The sensation you feel in your stomach, behind your breastbone, or in the back of your throat is unpleasant. You know it has something to do with the digestive system, but it's difficult pinpointing the exact location and the exact sensation. Which makes determining the exact cause of your digestive problems difficult.

The truth is that many digestive problems behave similarly. For instance, the main symptom of gastroesophageal reflux disease (GERD) is heartburn, which can also be referred to as acid indigestion. [1]

Now, irritable bowel syndrome (IBS) has 3 main symptoms: abdominal pain, bloating, and discomfort. And even though IBS sufferers report a wide-range of symptoms, including cramping, diarrhea, and constipation, why people develop it remains unclear.

Interestingly, the same goes for GERD. We know that certain foods and lifestyles that contribute to it (e.g. obesity, smoking, and pregnancy), and we know what happens during it (the lower esophageal sphincter relaxes), but we cannot say with certainty why some people get it. This is the way in which GERD is most like IBS.

It is unsurprising, then, that recent studies have linked the two together. A May 2007 study specifically asked whether GERD and IBS overlap more often than not by factors other than chance. Nearly 2,300 questionnaires were used to compile data, and the results led the authors to conclude that in the general population, there is overlap between GERD and IBS and the overlap is not by chance.[2]

Given that 19 million Americans suffer from GERD[3] and nearly 1 in 5 Americans have IBS symptoms, this conclusion is hardly surprising. But does the study adequately explain the connection between IBS and GERD?

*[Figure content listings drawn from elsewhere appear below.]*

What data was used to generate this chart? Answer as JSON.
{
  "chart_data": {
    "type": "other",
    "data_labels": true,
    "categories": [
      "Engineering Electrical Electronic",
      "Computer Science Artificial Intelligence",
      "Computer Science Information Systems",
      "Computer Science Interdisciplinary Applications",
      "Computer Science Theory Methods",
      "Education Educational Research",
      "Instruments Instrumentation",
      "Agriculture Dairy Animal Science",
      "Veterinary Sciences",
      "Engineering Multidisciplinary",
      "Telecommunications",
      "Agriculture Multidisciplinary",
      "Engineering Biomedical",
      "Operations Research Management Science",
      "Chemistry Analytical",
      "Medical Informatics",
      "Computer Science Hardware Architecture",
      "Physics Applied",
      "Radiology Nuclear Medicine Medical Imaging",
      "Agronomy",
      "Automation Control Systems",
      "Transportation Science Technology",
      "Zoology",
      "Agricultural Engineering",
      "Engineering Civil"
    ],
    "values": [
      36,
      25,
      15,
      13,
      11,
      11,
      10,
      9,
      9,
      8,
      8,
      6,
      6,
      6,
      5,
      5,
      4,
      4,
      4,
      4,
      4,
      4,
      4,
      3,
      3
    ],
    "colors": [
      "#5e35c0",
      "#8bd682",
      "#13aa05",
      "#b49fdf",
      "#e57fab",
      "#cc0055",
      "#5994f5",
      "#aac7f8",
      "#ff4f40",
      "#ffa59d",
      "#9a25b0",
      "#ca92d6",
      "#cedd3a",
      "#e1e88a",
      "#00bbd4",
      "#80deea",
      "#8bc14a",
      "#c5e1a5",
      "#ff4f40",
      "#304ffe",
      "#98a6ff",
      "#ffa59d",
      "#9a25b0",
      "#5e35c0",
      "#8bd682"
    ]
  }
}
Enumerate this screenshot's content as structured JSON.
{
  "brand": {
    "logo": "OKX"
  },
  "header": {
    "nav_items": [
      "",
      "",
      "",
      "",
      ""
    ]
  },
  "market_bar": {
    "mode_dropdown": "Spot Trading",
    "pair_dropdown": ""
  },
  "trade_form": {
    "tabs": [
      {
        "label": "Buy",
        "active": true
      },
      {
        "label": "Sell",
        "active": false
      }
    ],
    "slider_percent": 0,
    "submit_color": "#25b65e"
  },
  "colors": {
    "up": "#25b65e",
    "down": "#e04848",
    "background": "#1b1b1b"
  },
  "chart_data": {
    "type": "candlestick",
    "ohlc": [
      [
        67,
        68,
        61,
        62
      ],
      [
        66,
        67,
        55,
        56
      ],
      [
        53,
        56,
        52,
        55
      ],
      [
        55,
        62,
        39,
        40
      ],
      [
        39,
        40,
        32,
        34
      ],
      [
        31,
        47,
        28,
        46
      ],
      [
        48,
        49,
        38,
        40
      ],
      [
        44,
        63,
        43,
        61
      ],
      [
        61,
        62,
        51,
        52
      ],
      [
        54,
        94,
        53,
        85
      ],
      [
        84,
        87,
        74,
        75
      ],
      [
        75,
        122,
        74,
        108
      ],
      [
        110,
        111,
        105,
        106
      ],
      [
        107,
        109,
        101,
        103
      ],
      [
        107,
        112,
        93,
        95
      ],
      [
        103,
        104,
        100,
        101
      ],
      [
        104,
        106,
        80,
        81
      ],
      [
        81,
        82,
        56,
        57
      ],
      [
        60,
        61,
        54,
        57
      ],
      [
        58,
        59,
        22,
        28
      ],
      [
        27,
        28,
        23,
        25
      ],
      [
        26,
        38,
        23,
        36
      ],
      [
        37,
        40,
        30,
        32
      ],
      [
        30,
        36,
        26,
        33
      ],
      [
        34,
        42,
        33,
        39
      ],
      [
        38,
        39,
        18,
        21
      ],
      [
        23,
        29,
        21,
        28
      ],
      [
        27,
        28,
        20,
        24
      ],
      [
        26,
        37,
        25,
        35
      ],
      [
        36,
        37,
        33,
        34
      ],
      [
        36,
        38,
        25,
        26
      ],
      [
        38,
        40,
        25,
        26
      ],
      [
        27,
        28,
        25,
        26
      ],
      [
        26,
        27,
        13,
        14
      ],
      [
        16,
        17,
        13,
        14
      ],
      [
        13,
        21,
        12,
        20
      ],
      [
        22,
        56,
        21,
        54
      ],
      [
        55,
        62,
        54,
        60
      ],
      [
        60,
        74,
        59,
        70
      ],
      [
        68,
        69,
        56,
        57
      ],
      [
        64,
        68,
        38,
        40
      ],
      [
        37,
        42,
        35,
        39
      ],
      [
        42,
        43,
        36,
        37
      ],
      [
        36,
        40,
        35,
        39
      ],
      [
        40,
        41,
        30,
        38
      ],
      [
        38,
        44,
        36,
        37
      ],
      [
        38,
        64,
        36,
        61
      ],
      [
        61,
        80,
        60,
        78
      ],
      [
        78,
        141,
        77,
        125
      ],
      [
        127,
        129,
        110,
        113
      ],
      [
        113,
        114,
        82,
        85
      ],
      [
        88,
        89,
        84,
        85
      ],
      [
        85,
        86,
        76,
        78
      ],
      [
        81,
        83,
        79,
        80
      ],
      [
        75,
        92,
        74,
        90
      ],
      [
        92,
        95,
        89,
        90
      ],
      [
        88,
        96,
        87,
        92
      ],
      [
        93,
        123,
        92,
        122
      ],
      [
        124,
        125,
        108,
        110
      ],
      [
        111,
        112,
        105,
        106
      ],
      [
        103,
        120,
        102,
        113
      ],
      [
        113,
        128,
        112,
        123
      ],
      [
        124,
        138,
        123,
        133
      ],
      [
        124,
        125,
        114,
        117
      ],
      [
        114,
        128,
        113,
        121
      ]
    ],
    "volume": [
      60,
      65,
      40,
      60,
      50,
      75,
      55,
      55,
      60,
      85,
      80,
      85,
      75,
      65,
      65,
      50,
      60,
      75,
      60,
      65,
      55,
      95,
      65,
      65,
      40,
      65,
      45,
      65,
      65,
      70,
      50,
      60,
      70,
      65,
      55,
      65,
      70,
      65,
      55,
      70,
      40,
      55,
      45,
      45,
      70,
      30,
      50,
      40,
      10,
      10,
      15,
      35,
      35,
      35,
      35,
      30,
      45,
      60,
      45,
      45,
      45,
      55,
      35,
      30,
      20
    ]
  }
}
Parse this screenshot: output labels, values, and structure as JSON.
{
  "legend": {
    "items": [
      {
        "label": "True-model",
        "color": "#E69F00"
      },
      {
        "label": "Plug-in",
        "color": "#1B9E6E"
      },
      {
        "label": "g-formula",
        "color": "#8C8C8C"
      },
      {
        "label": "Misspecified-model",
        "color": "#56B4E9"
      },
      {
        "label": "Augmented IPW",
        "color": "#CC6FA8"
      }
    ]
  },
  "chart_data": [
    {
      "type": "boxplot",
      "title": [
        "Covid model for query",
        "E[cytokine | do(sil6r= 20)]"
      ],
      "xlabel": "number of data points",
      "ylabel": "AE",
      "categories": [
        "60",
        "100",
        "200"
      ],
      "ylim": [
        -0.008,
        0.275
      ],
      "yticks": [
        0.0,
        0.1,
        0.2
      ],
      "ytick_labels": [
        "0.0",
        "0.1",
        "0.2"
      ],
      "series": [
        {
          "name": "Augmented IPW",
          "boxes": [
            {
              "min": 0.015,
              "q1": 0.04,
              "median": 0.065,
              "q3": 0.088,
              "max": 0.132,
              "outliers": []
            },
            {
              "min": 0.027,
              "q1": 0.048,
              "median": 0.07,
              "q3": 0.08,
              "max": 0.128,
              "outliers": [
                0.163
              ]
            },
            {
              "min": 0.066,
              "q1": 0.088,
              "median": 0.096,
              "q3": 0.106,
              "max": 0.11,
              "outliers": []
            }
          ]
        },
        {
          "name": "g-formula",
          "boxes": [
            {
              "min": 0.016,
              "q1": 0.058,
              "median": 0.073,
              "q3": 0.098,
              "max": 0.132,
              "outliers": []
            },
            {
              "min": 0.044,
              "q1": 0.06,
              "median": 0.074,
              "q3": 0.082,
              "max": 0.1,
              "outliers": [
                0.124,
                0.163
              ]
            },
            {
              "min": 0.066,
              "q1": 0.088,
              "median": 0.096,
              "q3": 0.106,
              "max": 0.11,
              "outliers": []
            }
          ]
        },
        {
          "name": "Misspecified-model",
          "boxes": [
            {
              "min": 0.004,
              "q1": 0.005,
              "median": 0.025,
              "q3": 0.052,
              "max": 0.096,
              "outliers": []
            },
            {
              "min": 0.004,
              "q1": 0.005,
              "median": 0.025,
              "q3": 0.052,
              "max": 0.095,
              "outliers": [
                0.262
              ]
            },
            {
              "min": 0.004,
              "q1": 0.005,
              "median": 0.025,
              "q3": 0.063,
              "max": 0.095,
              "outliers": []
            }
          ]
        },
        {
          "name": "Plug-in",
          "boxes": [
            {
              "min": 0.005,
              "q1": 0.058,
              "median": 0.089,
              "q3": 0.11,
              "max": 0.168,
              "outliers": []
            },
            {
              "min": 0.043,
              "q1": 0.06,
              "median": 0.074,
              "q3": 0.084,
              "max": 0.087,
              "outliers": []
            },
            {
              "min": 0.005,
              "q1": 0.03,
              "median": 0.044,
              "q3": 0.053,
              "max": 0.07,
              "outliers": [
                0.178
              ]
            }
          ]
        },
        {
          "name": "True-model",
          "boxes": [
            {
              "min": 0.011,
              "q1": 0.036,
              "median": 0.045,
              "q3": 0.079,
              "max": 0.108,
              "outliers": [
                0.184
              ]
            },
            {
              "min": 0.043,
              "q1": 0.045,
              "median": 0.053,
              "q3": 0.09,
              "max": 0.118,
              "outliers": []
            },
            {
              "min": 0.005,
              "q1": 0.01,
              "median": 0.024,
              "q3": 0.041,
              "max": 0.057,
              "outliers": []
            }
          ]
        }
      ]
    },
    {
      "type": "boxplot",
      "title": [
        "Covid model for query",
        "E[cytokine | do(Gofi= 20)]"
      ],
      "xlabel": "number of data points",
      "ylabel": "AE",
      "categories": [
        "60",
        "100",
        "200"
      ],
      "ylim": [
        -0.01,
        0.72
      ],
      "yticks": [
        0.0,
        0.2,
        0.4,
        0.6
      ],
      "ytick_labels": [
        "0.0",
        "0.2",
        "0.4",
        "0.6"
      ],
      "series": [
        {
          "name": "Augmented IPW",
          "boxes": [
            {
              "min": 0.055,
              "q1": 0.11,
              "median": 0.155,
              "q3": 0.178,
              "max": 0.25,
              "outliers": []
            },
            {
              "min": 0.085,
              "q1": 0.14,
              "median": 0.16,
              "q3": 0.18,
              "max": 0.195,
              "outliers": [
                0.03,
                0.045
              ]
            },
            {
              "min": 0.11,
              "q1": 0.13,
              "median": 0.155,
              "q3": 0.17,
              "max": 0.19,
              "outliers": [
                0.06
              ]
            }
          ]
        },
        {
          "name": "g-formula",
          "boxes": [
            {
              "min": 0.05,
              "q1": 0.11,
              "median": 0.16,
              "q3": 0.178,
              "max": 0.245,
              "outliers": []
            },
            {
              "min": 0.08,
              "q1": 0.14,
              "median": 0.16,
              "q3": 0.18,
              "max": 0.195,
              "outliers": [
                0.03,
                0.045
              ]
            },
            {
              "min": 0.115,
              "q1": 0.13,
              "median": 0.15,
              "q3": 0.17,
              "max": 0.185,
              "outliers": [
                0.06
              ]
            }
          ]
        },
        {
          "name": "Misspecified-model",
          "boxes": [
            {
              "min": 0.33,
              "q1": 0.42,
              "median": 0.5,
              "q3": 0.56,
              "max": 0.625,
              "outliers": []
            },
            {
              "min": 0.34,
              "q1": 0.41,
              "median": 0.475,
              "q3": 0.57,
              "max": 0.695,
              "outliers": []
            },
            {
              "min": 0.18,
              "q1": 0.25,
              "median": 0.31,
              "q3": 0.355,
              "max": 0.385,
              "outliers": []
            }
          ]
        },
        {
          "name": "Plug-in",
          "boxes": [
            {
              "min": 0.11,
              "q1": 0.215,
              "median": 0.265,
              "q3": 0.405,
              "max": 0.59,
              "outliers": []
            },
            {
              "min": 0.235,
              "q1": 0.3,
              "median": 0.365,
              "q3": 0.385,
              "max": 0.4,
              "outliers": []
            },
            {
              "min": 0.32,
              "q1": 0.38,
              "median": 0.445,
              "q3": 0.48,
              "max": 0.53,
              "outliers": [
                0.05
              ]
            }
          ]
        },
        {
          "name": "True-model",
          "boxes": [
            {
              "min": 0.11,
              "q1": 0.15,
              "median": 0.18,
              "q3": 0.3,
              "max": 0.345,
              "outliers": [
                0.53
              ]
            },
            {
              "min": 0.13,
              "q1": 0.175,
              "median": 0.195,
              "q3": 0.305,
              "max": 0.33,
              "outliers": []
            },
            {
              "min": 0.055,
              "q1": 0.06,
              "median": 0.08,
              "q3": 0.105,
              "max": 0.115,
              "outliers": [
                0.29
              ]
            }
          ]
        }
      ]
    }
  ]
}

Not exactly. The results merely say that there is a connection between these two digestive problems. One reason for the connection may have to do with the similarities with which the two are treated: Diet, stress management, and prescribed medication-basic lifestyle changes-work for those with heartburn and those with the wide-ranging IBS symptoms alike. Still, none of this explains the scientific reasoning behind the overlap of the two digestive problems.

As such, the subject calls for much more research. IBS may be painful, irritating, and serious, and it may be common in those with GERD, but it does not lead to other health problems. And basic heartburn is experienced by 60 million Americans.[4] Hopefully this information serves as a comforting reminder that digestive problems, regardless of their connection to any other digestive problems, are not always conspiring to be your ruin.


[2] Talley, N. J., et al. "Overlap of gastro-oesophageal reflux disease and irritable bowel syndrome: prevalence and risk factors in the general population." Alimentary Pharmacology & Therapeutics, May 2007.